Sea anemone venom is rich in bioactive compounds, including peptides containing multiple disulfide bridges. In a transcriptomic study on Oulactis sp., we identified the putative 36-residue peptide, OspTx2b, which is an isoform of the KV channel blocker OspTx2a (Sunanda P et al. [2018] Identification, chemical synthesis, structure and function of a new KV1 channel blocking peptide from Oulactis sp. Peptide Science, in press).

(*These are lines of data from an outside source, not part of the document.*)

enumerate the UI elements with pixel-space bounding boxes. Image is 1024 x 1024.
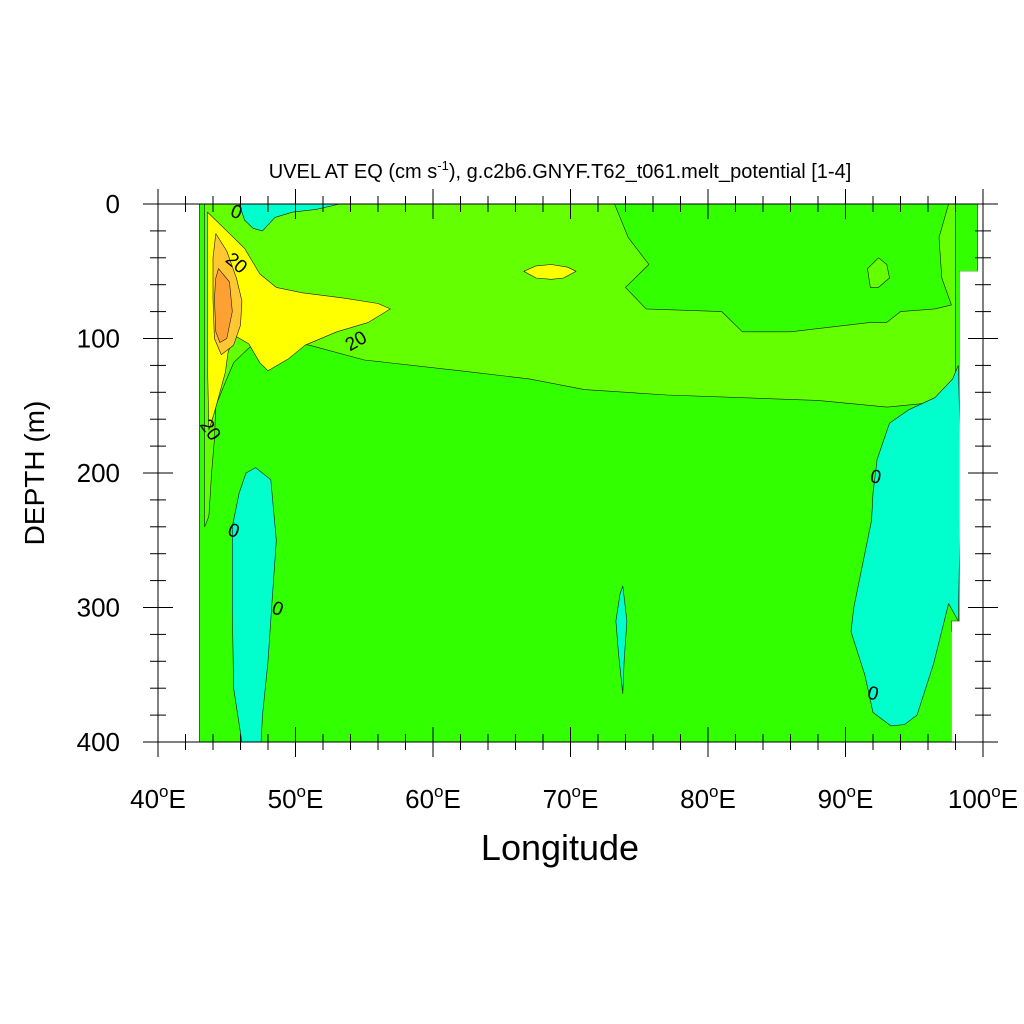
- chart-title: UVEL AT EQ (cm s-1), g.c2b6.GNYF.T62_t06…: [269, 158, 852, 183]
- y-tick-label: 300: [77, 593, 120, 623]
- x-tick-label: 60oE: [405, 782, 461, 814]
- region-white-missing-east: [951, 271, 978, 742]
- x-tick-label: 40oE: [130, 782, 186, 814]
- region-orange-core-gt40: [214, 268, 233, 343]
- y-axis-tick-labels: 0 100 200 300 400: [77, 189, 120, 757]
- region-cyan-sliver-74E: [615, 585, 628, 694]
- x-tick-label: 100oE: [948, 782, 1018, 814]
- x-tick-label: 50oE: [268, 782, 324, 814]
- y-tick-label: 100: [77, 324, 120, 354]
- x-axis-title: Longitude: [481, 827, 639, 868]
- y-tick-label: 0: [106, 189, 120, 219]
- y-tick-label: 400: [77, 727, 120, 757]
- axis-ticks: [143, 189, 998, 757]
- region-orange-yellow-blob-68E: [523, 264, 577, 280]
- region-light-green-blob-92E: [867, 257, 890, 288]
- chart-title-superscript: -1: [437, 158, 449, 173]
- region-yellow-core-20-30: [207, 211, 391, 431]
- y-tick-label: 200: [77, 458, 120, 488]
- contour-label: 0: [869, 466, 883, 489]
- x-tick-label: 80oE: [680, 782, 736, 814]
- contour-label: 0: [865, 683, 881, 706]
- x-axis-tick-labels: 40oE 50oE 60oE 70oE 80oE 90oE 100oE: [130, 782, 1018, 814]
- chart-title-main: UVEL AT EQ (cm s: [269, 161, 438, 183]
- contour-fill-regions: [199, 203, 978, 743]
- region-cyan-deep-east: [850, 365, 962, 727]
- region-cyan-surface-top: [238, 203, 340, 232]
- x-tick-label: 90oE: [818, 782, 874, 814]
- y-axis-title: DEPTH (m): [19, 401, 50, 546]
- chart-title-rest: ), g.c2b6.GNYF.T62_t061.melt_potential […: [449, 161, 851, 183]
- x-tick-label: 70oE: [543, 782, 599, 814]
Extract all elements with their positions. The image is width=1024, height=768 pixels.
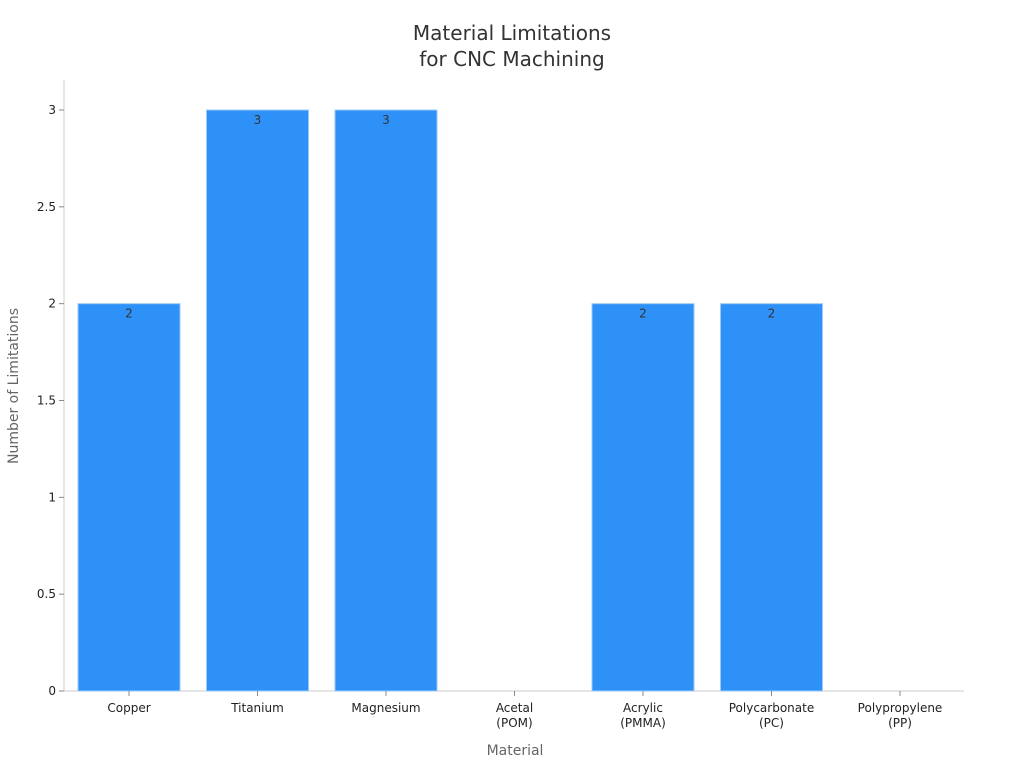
axes bbox=[63, 80, 964, 692]
bar bbox=[720, 303, 823, 692]
y-tick-label: 3 bbox=[48, 103, 56, 117]
x-axis: Copper Titanium Magnesium Acetal(POM) Acryli… bbox=[107, 691, 942, 730]
y-tick-label: 2 bbox=[48, 297, 56, 311]
bar-value-label: 2 bbox=[639, 307, 647, 321]
y-tick-label: 0 bbox=[48, 684, 56, 698]
x-tick-label: (PP) bbox=[888, 716, 912, 730]
bar-value-label: 3 bbox=[382, 113, 390, 127]
x-tick-label: (POM) bbox=[496, 716, 532, 730]
y-axis-title: Number of Limitations bbox=[6, 308, 22, 464]
bar bbox=[206, 109, 309, 692]
chart-title-line-2: for CNC Machining bbox=[419, 47, 605, 71]
x-tick-label: Acrylic bbox=[623, 701, 663, 715]
chart-title-line-1: Material Limitations bbox=[412, 21, 612, 45]
x-tick-label: Acetal bbox=[496, 701, 533, 715]
y-tick-label: 0.5 bbox=[37, 587, 56, 601]
x-tick-label: Titanium bbox=[230, 701, 284, 715]
x-tick-label: Copper bbox=[107, 701, 150, 715]
bar-value-label: 2 bbox=[768, 307, 776, 321]
bar bbox=[591, 303, 695, 692]
y-tick-label: 1.5 bbox=[37, 394, 56, 408]
x-tick-label: Polycarbonate bbox=[729, 701, 814, 715]
x-axis-title: Material bbox=[487, 743, 544, 759]
bar bbox=[77, 303, 181, 692]
bars: 2 3 3 2 2 bbox=[77, 109, 823, 692]
y-tick-label: 2.5 bbox=[37, 200, 56, 214]
x-tick-label: (PMMA) bbox=[620, 716, 666, 730]
bar bbox=[334, 109, 438, 692]
y-tick-label: 1 bbox=[48, 490, 56, 504]
x-tick-label: Magnesium bbox=[351, 701, 420, 715]
x-tick-label: (PC) bbox=[759, 716, 784, 730]
y-axis: 0 0.5 1 1.5 2 2.5 3 bbox=[37, 103, 64, 698]
x-tick-label: Polypropylene bbox=[858, 701, 943, 715]
bar-value-label: 2 bbox=[125, 307, 133, 321]
bar-value-label: 3 bbox=[254, 113, 262, 127]
chart-title: Material Limitations for CNC Machining bbox=[0, 20, 1024, 72]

As OspTx2b contains a ShK/BgK-like cysteine framework, with high amino acid sequence similarity to BgK, we were interested to investigate its structure and function. The solution structure of OspTx2b was determined using nuclear magnetic resonance spectroscopy. OspTx2b does indeed possess a BgK-like scaffold, with the same disulfide bond connectivities. The orientation of the Lys-Tyr dyad in OspTx2b is more similar to that in ShK than in BgK. However, it failed to show against a range of voltage-gated potassium channels in Xenopus oocytes and human T lymphocytes. OspTx2b also showed no growth inhibitory activity against several strains of bacteria and fungi. Having a BgK-like fold with the Lys-Tyr dyad but no BgK-like activity highlights the importance of key amino acid residues in BgK that are missing in OspTx2b. The lack of activity against the KV channels assessed in this study emphasises that the ShK/BgK scaffold is capable of supporting functional activity beyond potassium channel blockade.